El sutil sabor del café de la abuela se logra con una extracción, con agua caliente, a través de un filtro que deja como resultado la bebida y el residuo. Entre sus especificidades, es importante saber que tiene vida corta. Para sacar lo mejor de su cuerpo, se necesita conocimiento en la preparación y en la técnica: se debe ser preciso en la medida y el tiempo de molienda, para tener una bebida de calidad. Al momento de prepararlo, quedan residuos.

Soluble o instantáneo

Es uno de los favoritos en las oficinas y de los ejecutivos que optan por la rapidez, pero con calidad. La vida útil de este café es larga. Es muy fácil de preparar y no genera residuos. En esta categoría, hay dos tipos: el atomizado, que se procesa en altas temperaturas, lo que altera su sabor; y el aglomerado (conocido comercialmente como granulado), que requiere de agitación al prepararlo y suele tener una difícil disolución. Requiere mayor cantidad para obtener el sabor de café en la bebida.

La estrella: el café liofilizado

Dentro de esta categoría de solubles, está uno de los favoritos por sus características perfectas para los amantes del café: fácil de preparar y con su aroma y sabor intactos.

El liofilizado se procesa con bajas temperaturas y conserva el sabor y el aroma del grano tostado y molido. Es fácil de diluir en agua a cualquier temperatura y tiene una vida útil larga. Al prepararlo, no genera residuo y se pueden preparar extractos concentrados, incluso para postres y platillos que contengan café. 

Su proceso se remonta a la época de los incas, pero fue en 1950 que se inició su industrialización. Se congela el producto y, posteriormente, se introduce en una cámara de vacío, para realizar la separación del agua por sublimación. De esta manera, se elimina el agua desde estado sólido y pasa al gaseoso, sin atravesar por el estado líquido. Es una técnica costosa y lenta, comparada con otros métodos tradicionales de deshidratación que utilizan altas temperaturas. Sin embargo, el resultado garantiza mayor calidad, ya que mantiene las cualidades y los beneficios de cada grano.

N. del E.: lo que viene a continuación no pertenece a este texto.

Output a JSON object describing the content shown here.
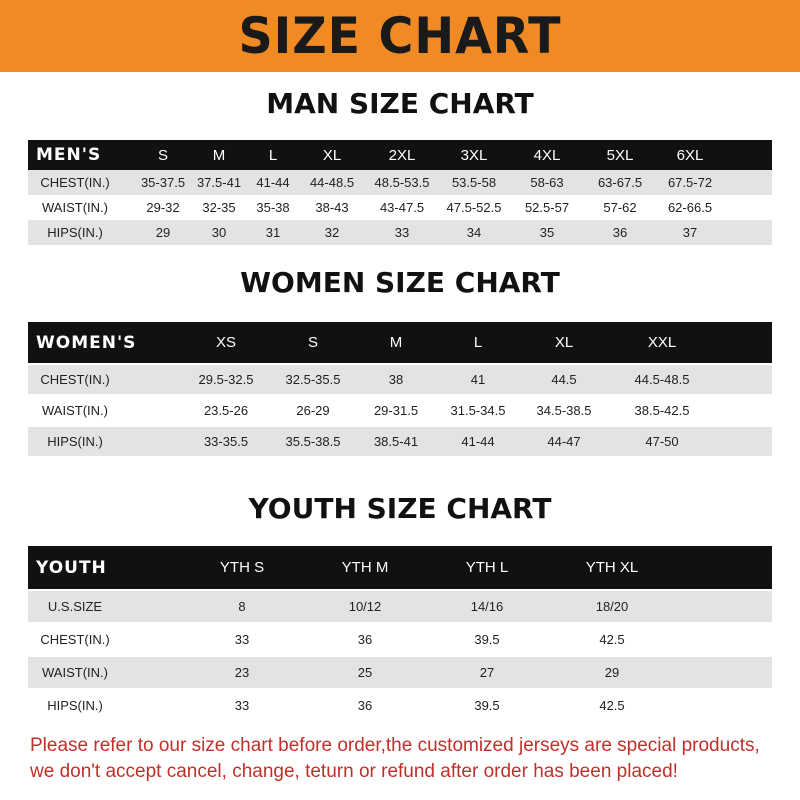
{
  "banner": {
    "title": "SIZE CHART",
    "color": "#f08a24"
  },
  "colors": {
    "header_row": "#111111",
    "stripe": "#e3e3e3",
    "note": "#c0302a"
  },
  "men": {
    "title": "MAN SIZE CHART",
    "columns": [
      "MEN'S",
      "S",
      "M",
      "L",
      "XL",
      "2XL",
      "3XL",
      "4XL",
      "5XL",
      "6XL"
    ],
    "rows": [
      [
        "CHEST(IN.)",
        "35-37.5",
        "37.5-41",
        "41-44",
        "44-48.5",
        "48.5-53.5",
        "53.5-58",
        "58-63",
        "63-67.5",
        "67.5-72"
      ],
      [
        "WAIST(IN.)",
        "29-32",
        "32-35",
        "35-38",
        "38-43",
        "43-47.5",
        "47.5-52.5",
        "52.5-57",
        "57-62",
        "62-66.5"
      ],
      [
        "HIPS(IN.)",
        "29",
        "30",
        "31",
        "32",
        "33",
        "34",
        "35",
        "36",
        "37"
      ]
    ]
  },
  "women": {
    "title": "WOMEN SIZE CHART",
    "columns": [
      "WOMEN'S",
      "XS",
      "S",
      "M",
      "L",
      "XL",
      "XXL"
    ],
    "rows": [
      [
        "CHEST(IN.)",
        "29.5-32.5",
        "32.5-35.5",
        "38",
        "41",
        "44.5",
        "44.5-48.5"
      ],
      [
        "WAIST(IN.)",
        "23.5-26",
        "26-29",
        "29-31.5",
        "31.5-34.5",
        "34.5-38.5",
        "38.5-42.5"
      ],
      [
        "HIPS(IN.)",
        "33-35.5",
        "35.5-38.5",
        "38.5-41",
        "41-44",
        "44-47",
        "47-50"
      ]
    ]
  },
  "youth": {
    "title": "YOUTH SIZE CHART",
    "columns": [
      "YOUTH",
      "YTH S",
      "YTH M",
      "YTH L",
      "YTH XL"
    ],
    "rows": [
      [
        "U.S.SIZE",
        "8",
        "10/12",
        "14/16",
        "18/20"
      ],
      [
        "CHEST(IN.)",
        "33",
        "36",
        "39.5",
        "42.5"
      ],
      [
        "WAIST(IN.)",
        "23",
        "25",
        "27",
        "29"
      ],
      [
        "HIPS(IN.)",
        "33",
        "36",
        "39.5",
        "42.5"
      ]
    ]
  },
  "note": {
    "line1": "Please refer to our size chart before order,the customized jerseys are special products,",
    "line2": "we don't accept cancel, change, teturn or refund after order has been placed!"
  }
}
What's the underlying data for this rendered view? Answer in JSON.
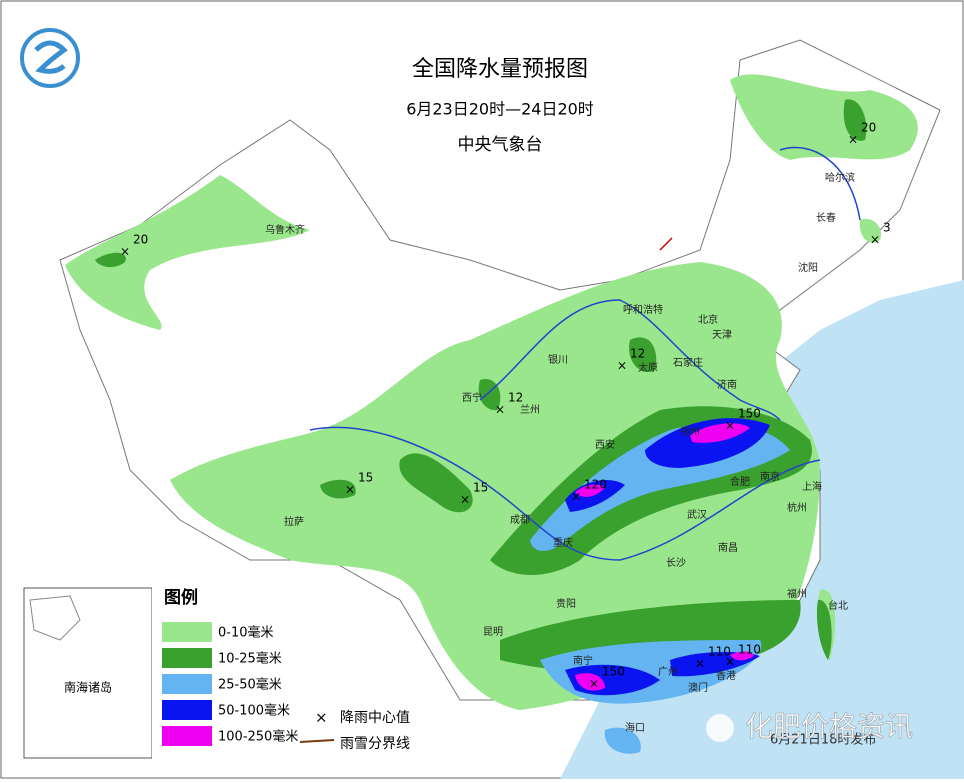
{
  "header": {
    "title": "全国降水量预报图",
    "period": "6月23日20时—24日20时",
    "issuer": "中央气象台"
  },
  "legend": {
    "title": "图例",
    "items": [
      {
        "label": "0-10毫米",
        "color": "#99e68c"
      },
      {
        "label": "10-25毫米",
        "color": "#3aa02e"
      },
      {
        "label": "25-50毫米",
        "color": "#63b4f0"
      },
      {
        "label": "50-100毫米",
        "color": "#0a14f0"
      },
      {
        "label": "100-250毫米",
        "color": "#f000f0"
      }
    ],
    "center_symbol": "降雨中心值",
    "rain_snow_line": "雨雪分界线"
  },
  "inset": {
    "label": "南海诸岛"
  },
  "cities": [
    "乌鲁木齐",
    "哈尔滨",
    "长春",
    "沈阳",
    "呼和浩特",
    "北京",
    "天津",
    "石家庄",
    "太原",
    "银川",
    "西宁",
    "兰州",
    "济南",
    "郑州",
    "西安",
    "合肥",
    "南京",
    "上海",
    "杭州",
    "武汉",
    "成都",
    "重庆",
    "拉萨",
    "长沙",
    "南昌",
    "贵阳",
    "福州",
    "台北",
    "昆明",
    "南宁",
    "广州",
    "香港",
    "澳门",
    "海口"
  ],
  "rain_centers": [
    20,
    20,
    3,
    12,
    12,
    15,
    15,
    120,
    150,
    150,
    110,
    110
  ],
  "footer": {
    "issued": "6月21日18时发布",
    "watermark": "化肥价格资讯"
  }
}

Una buena taza de este café 100% colombiano —arábico y liofilizado— deleita por su aroma, por su sabor, pero también porque su historia es íntegra: viene de un proceso delicado, prolijo y respetuoso con quienes lo siembran y con quienes tienen el gusto de tomarlo y compartirlo.

LA EXCELENCIA RADICA EN LA SELECCIÓN DE LOS GRANOS, EN LAS QUINTAS CAFETERAS DE COLOMBIA.